Re: Silnik nie gaśnie polo 1.9 sdi - podobno

: 01 cze 2010, 9:47
autor: centurion
Narazie walcze z tym autem i odkręcam wszystkie zmiany jakie były.
- Regulacja maxymalnych obrotów silnika była odkrecona na maxa, co pozwalało na przekręcenie obrotomierza, z tego co wyczytałem ma to wpływ na spalanie. Zrobiłem na zalecane 5000 io narazie sprawdzam ale spalanie po wszystkich dotychczasowych ustawieniach spadło miedzy 6 a 7 l/100 km przy jeździe mieszanej na dystansach ok 15 km, myślę że przy tak małych przebiegach mniej juz nie wyciągnę, z tego co powiedziała to mulenia nie ma, ale podobno auto nie jeździ jak wtedy kiedy go kupiła i odstawiła do mechanika - za to spala 2x mniej. Jeździło lepiej bo jeździło na ssaniu.
Kolejny problem z którym bedę teraz walczył to to ze raz w miesiącu wymieniany jest pasek klinowy, wiem ze oryginał to 5PK1219, ale wstawiłem 5PK1220 jako odpowiednik, różnica milimetra. Pasek scina zawsze z jednej strony (od bloku silnika) nie ma miejsca gdzie moze ocierać, tak ze na bierząco będę się przyglądał. Jedynie wydaje mi się ze rolka napinacza jest lekko przekoszona.
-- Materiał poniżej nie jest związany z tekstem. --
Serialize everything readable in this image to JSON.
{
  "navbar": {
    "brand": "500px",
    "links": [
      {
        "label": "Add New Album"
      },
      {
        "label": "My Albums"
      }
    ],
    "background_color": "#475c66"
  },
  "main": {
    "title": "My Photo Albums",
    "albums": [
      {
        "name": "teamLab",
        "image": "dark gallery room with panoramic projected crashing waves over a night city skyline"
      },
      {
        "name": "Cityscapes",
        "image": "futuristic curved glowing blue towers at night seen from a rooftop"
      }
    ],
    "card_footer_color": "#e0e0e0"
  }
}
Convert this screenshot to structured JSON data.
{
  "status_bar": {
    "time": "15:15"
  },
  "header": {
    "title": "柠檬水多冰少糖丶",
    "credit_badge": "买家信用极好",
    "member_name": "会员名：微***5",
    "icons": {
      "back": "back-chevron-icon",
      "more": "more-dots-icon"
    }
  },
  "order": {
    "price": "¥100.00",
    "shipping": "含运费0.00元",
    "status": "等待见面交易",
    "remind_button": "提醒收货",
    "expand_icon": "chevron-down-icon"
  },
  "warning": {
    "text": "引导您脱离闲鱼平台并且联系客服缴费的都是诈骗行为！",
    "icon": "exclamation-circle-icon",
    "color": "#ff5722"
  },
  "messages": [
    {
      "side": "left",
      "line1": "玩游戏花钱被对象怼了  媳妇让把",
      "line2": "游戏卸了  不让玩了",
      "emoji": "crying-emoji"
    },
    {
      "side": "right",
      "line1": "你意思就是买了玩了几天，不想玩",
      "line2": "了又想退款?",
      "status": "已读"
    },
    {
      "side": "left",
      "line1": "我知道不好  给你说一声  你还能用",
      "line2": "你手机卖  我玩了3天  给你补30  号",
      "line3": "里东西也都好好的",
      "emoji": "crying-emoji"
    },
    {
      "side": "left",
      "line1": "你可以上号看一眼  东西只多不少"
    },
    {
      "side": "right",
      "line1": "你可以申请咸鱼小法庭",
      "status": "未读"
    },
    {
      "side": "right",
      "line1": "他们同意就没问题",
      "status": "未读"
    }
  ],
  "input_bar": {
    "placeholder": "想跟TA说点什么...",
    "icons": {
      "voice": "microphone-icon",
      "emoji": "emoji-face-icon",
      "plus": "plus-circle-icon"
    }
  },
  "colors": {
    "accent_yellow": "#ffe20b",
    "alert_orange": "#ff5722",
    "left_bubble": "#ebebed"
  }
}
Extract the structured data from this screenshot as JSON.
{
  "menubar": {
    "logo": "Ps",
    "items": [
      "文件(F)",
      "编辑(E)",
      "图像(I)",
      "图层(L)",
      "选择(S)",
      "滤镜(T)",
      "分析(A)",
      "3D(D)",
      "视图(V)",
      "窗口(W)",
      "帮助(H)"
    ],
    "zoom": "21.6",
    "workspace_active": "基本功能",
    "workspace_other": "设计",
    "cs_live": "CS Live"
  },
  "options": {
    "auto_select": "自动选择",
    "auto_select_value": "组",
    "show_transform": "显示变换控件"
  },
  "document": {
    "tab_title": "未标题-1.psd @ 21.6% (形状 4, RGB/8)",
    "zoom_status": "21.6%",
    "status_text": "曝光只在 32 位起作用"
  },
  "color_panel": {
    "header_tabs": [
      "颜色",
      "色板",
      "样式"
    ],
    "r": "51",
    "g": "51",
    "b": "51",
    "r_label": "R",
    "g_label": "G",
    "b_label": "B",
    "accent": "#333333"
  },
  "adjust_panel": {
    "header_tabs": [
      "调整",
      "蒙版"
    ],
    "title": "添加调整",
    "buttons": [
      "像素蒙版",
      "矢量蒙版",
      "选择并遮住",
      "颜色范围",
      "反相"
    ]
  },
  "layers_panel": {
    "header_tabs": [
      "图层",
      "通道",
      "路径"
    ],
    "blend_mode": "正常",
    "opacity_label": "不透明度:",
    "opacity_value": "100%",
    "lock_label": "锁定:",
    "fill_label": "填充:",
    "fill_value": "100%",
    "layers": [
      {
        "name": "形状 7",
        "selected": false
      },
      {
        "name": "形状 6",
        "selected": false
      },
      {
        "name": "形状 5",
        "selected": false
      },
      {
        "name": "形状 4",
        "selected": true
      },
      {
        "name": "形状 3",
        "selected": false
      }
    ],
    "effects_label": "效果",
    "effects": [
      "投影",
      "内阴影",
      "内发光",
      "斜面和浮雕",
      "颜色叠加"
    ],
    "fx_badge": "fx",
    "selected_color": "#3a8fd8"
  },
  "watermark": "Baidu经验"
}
Niestety problemem okazało sie zrzucenie silnika z łapy, Szpilki mocujace są dorabiane z metra, pręt w kiepskiej klasie 5,8 (typowo budowlany) jak by tego mało było wklejony na poksipol. Jak wymieniałem pasek to 2 z 3 szpilek wyszły z klejem bez uzywania siły tylko palcami. Muczę przegwintować na 2 gwinty i wkręcić i dodatkowo wkleić nowe szpilki, jeśli macie juz taki przerobiony temat to w jakiej klasie to zrobić, czy wystarczy 8.8 czy coś wyzj np 10.9 lub 12.9, i jaki klej użyć, cos ala cementowy klej.